In complete transparency however, for me, motherhood has felt like a constant struggle. As a 33 year old introvert, giving up so much of myself on a daily basis is incredibly triggering for me and the added shame I feel for admitting such a fact doesn’t help. Trying to walk the line between fulfilling my children’s emotional and physical needs but still yearning for physical and emotional space for myself, whilst desperately trying not to unconsciously emulate the lack of emotional presence my own mother has shown me throughout my life is simply, exhausting.
“I am a true work in progress, as every single one of us are. But a fundamental understanding of the healing power that this mothering journey holds and the impact of the decisions that we make, goes hand in hand with real positive change for ourselves , our families and the future..“
Throughout my childhood, my father was and always has been a space to retreat to for nurturing and support. I’ve always been a ‘daddy’s girl’ but as I got older, it became abundantly clear to me that it wasn’t necessarily by choice but as the result of having an emotionally unavailable mother. It wasn’t until her mother, my grandmother, passed away 4 years ago that I got a glimpse into why she didn’t actually have the capacity to give me what I needed and I could see that she was unconsciously mirroring the trauma she herself had experienced. It was at this point that any repressed resentment I’d reserved for my mother disappeared, and was replaced by a deep sense of sorrow and compassion. In having to try and mother herself, she was unable to mother me in a present and fulfilling way.

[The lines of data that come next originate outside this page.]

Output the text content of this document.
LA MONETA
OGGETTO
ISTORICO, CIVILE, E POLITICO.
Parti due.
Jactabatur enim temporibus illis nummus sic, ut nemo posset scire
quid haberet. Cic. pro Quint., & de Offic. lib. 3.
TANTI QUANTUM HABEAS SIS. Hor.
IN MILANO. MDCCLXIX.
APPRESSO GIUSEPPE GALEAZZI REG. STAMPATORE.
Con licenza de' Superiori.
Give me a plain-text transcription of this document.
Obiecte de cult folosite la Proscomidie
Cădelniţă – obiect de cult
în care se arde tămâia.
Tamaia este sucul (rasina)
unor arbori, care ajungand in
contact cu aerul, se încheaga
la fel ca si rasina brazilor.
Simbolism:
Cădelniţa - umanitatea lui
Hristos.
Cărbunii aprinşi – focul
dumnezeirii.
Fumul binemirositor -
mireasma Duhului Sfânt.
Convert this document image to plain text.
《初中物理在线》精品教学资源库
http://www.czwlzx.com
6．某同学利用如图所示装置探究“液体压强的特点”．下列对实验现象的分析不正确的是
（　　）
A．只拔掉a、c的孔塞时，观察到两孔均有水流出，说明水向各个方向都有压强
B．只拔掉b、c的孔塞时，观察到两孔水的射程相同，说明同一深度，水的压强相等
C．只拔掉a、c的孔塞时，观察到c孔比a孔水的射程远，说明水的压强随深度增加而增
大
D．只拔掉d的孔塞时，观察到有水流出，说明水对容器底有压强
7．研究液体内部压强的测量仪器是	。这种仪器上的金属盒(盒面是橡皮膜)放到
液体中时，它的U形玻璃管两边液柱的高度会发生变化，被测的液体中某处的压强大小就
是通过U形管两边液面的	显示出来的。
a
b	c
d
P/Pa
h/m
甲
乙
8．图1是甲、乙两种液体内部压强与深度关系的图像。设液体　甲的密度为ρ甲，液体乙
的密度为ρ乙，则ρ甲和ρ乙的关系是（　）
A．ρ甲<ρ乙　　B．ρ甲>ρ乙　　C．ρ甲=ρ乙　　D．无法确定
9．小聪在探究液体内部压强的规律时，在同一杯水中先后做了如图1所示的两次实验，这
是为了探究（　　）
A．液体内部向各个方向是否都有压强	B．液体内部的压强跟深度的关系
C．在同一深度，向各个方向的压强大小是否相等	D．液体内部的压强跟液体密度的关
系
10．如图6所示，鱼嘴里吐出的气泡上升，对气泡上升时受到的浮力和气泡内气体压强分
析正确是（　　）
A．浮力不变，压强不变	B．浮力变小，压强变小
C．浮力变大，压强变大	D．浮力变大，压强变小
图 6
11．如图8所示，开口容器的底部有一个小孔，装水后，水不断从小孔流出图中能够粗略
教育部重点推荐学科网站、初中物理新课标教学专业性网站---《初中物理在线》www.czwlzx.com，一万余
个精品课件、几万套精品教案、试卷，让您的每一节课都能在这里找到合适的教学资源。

But the problem is, some damage had already been done. Growing up inside a household where one parent provided me with emotional and physical security whilst the other didn’t without explanation, forced me to accept this circumstance as normality, something which I’m now having to consciously undo with my own children.
It is a tireless process, one that feels as though I’m breaking through just as much as I’m slipping back at times. Acting on impulse then combing through my behaviour, the thought processes involved, questioning where they stem from and the long-term effects they may have. At times it can become suffocating, as I’m consumed by the worry that I too may not have the capacity to give my children what they need, falling victim to generational curses and short of real change.
In spite of all of this, I continue to show up for this journey. My relationship with my mother is the best it has ever been, because to save myself, I had to first learn to accept her for who she was and for who she wasn’t. When my son was born, I made the conscious decision to work towards healing the parts of myself left invalidated by my mother throughout my life or I knew it would mean subconsciously subjecting my children to more of the same. To be fair, writing this, I realise now that it was less of a choice, but a necessity to ensure the healthy mental, physical and emotional development of future generations to come.
I am a true work in progress, as every single one of us are. But a fundamental understanding of the healing power that this mothering journey holds and the impact of the decisions that we make, goes hand in hand with real positive change for ourselves , our families and the future.
Familial trauma does not have to define us, our motherhood journey or those that come after us. Wherever you may be on your journey, I hope this helps you to know that change is possible and cycles can be broken.